The slowdown here between using

for i in 1:12
    state.x[i] .= regstate.x[i]
end

and

state .= regstate

is not as dramatic here, but I have found the problem has to do with some sort of typing issue. If you use state .= regstate and run @code_warntype on rhs! I get the following

Body::Any
1 ─        (dtstate2 = Base.getproperty(param, :dtstate2))
│          (state = Base.getproperty(param, :state))
│   %3   = state::RecursiveArrayTools.ArrayPartition{Float64, NTuple{12, Vector{Float64}}}
│   %4   = Base.broadcasted(Base.identity, regstate)::Base.Broadcast.Broadcasted{_A, Nothing, typeof(identity), Tuple{RecursiveArrayTools.ArrayPartition{Float64, NTuple{12, Vector{Float64}}}}} where _A<:Union{Nothing, Base.Broadcast.BroadcastStyle}

the line at %4 being red. It seems to accept that state and regstate are the same type though, so I don’t understand this. Switching to the looped version leads to blue skies in the @code_warntype output.

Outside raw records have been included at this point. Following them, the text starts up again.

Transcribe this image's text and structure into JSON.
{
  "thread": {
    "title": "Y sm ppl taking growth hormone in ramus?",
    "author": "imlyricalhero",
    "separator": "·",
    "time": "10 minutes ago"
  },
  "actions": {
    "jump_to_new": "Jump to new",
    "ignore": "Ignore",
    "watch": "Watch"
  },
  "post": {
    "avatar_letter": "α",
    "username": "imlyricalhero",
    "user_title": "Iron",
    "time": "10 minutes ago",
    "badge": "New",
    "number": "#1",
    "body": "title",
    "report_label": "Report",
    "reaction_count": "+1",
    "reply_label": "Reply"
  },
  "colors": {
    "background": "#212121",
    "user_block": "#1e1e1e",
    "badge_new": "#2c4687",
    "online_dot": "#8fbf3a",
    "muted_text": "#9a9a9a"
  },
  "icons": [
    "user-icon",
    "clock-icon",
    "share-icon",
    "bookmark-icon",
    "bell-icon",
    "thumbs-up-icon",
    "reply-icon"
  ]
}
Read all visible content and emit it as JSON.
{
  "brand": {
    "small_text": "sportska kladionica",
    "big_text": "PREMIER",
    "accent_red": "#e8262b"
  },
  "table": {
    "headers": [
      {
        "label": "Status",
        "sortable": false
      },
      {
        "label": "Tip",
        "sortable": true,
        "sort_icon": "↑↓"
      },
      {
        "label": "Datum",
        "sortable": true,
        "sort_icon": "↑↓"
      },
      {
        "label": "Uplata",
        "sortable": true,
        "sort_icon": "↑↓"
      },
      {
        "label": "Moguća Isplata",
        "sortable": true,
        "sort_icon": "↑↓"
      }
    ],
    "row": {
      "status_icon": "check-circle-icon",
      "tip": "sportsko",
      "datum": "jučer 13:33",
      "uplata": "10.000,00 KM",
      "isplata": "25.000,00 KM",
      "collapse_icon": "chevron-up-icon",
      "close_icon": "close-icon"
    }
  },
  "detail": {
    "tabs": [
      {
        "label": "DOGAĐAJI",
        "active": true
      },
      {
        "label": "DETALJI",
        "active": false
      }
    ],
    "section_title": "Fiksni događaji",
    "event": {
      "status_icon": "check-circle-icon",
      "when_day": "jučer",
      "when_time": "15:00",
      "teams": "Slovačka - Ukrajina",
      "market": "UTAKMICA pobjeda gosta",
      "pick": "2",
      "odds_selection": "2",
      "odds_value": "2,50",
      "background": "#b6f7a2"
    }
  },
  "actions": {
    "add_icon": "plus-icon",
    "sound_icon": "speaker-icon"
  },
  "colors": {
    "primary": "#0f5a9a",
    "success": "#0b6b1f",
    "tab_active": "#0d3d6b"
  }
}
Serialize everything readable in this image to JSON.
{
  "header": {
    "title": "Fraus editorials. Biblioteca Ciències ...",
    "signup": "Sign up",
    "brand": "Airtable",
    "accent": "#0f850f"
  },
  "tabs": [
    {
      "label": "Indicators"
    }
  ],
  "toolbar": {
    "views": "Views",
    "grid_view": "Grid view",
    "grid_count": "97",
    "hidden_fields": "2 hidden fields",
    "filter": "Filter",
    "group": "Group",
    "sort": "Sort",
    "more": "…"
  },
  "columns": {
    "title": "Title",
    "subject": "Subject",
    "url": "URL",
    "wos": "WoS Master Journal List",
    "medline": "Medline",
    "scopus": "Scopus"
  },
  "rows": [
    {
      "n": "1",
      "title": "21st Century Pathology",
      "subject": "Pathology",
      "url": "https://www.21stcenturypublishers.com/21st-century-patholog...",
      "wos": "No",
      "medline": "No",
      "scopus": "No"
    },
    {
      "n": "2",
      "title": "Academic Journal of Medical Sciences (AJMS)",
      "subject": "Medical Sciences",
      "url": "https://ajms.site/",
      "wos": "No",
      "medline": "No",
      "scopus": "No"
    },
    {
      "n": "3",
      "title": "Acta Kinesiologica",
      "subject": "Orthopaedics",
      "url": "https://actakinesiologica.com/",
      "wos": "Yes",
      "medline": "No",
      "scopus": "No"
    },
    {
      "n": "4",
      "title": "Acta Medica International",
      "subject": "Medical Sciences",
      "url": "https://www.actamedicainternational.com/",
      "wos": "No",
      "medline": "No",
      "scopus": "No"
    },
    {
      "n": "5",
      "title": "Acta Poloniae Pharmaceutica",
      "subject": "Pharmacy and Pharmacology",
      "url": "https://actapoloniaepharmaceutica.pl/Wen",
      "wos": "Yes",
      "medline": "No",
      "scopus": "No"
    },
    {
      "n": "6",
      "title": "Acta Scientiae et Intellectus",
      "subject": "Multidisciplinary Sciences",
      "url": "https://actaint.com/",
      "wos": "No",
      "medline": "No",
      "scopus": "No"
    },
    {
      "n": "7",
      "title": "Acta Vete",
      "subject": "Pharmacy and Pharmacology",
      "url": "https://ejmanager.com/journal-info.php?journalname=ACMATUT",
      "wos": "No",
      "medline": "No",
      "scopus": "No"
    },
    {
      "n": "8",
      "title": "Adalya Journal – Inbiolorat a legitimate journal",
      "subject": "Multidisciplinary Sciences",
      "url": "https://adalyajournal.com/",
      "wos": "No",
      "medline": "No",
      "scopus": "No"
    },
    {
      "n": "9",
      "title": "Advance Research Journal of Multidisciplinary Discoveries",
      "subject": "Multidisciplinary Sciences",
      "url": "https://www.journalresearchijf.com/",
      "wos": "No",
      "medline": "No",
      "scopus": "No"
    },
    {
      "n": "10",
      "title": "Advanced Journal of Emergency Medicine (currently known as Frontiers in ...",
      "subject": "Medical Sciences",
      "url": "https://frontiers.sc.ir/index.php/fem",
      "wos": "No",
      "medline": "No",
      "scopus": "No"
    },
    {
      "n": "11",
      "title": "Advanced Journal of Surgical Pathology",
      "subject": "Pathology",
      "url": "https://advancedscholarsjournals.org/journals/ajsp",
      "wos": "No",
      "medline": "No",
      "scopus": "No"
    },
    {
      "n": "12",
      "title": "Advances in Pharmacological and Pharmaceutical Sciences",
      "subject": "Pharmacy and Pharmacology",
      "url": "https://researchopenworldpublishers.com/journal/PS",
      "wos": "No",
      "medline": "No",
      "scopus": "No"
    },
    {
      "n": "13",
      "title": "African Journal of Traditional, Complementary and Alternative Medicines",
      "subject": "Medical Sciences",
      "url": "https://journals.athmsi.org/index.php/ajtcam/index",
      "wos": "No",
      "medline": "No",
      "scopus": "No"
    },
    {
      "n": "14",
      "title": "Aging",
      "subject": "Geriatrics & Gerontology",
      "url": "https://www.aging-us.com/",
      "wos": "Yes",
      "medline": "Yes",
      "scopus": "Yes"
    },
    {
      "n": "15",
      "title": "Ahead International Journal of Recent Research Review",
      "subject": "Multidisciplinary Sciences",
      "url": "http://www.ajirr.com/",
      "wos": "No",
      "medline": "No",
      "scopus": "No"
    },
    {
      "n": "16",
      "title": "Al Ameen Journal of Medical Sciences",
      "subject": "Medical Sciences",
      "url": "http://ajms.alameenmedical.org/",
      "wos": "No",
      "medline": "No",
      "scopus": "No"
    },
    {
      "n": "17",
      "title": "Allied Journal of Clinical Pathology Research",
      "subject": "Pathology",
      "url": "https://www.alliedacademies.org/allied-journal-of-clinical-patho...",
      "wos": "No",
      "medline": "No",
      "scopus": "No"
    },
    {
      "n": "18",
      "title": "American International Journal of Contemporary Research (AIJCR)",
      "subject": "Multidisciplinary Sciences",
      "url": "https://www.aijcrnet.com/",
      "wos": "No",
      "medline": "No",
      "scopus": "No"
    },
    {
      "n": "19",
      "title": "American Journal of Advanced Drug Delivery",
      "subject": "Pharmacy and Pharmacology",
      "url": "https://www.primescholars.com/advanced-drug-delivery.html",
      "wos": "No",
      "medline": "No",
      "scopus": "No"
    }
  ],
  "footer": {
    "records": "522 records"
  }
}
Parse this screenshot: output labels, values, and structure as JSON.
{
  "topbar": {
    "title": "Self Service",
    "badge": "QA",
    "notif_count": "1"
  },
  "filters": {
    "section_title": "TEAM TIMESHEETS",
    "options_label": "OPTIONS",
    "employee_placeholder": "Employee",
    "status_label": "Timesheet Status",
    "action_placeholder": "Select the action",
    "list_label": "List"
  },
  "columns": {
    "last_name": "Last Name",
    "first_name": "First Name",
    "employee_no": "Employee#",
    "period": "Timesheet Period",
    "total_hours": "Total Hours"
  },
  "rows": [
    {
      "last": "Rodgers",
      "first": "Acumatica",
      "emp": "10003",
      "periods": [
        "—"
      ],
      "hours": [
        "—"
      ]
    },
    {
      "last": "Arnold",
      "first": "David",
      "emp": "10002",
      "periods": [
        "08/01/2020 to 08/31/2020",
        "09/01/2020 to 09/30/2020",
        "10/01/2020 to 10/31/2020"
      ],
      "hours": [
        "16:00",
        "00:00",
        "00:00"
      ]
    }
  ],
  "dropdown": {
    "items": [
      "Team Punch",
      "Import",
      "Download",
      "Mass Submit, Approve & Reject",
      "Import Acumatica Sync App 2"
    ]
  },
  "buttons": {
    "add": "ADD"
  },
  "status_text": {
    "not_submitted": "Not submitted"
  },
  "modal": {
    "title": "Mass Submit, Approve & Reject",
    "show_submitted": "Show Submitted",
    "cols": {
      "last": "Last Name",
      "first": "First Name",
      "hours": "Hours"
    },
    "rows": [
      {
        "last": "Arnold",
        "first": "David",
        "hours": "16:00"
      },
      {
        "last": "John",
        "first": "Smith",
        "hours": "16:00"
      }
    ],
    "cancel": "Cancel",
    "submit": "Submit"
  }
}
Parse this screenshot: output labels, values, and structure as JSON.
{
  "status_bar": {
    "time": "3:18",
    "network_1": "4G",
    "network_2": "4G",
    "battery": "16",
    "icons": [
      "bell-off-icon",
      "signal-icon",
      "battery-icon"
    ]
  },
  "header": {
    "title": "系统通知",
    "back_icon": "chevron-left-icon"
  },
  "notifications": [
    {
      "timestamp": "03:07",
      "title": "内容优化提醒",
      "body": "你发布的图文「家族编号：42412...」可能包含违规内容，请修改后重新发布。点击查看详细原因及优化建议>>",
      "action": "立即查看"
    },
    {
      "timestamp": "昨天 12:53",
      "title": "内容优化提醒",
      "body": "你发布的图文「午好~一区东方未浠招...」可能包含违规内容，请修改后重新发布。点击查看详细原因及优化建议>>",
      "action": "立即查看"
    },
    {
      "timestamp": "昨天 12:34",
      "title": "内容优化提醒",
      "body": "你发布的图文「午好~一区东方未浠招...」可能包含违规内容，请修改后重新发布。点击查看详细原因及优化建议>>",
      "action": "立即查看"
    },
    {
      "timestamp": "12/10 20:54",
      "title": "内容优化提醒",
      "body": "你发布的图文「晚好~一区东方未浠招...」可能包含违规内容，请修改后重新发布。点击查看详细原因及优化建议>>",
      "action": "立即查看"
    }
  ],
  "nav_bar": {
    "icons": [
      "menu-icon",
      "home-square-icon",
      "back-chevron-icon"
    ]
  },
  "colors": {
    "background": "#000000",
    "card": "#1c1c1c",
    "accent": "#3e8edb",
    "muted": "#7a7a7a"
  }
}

I’m fairly new to Julia, so this could well be some trivial problem.

1 Like

Interesting, open an issue in RecursiveArrayTools.jl. The broadcast overload should be equivalent to splitting and doing:

for i in 1:12
    copyto!(state.x[i],regstate.x[i])
end

which should be fully inferred in your case. In reality, it should reduce it so that it avoids potential instabilities in the tuple, i.e.:

copyto!(state.x[1],regstate.x[1])
copyto!(state.x[2],regstate.x[2])
...

(since tuples can be heterogeneously typed). If it’s not doing that, :sweat_smile: that’s the issue.

1 Like

Do you think this issue is related? I ask since you replied to it.

That issue isn’t related. The solvers were changed so the reply there no longer applies anyways.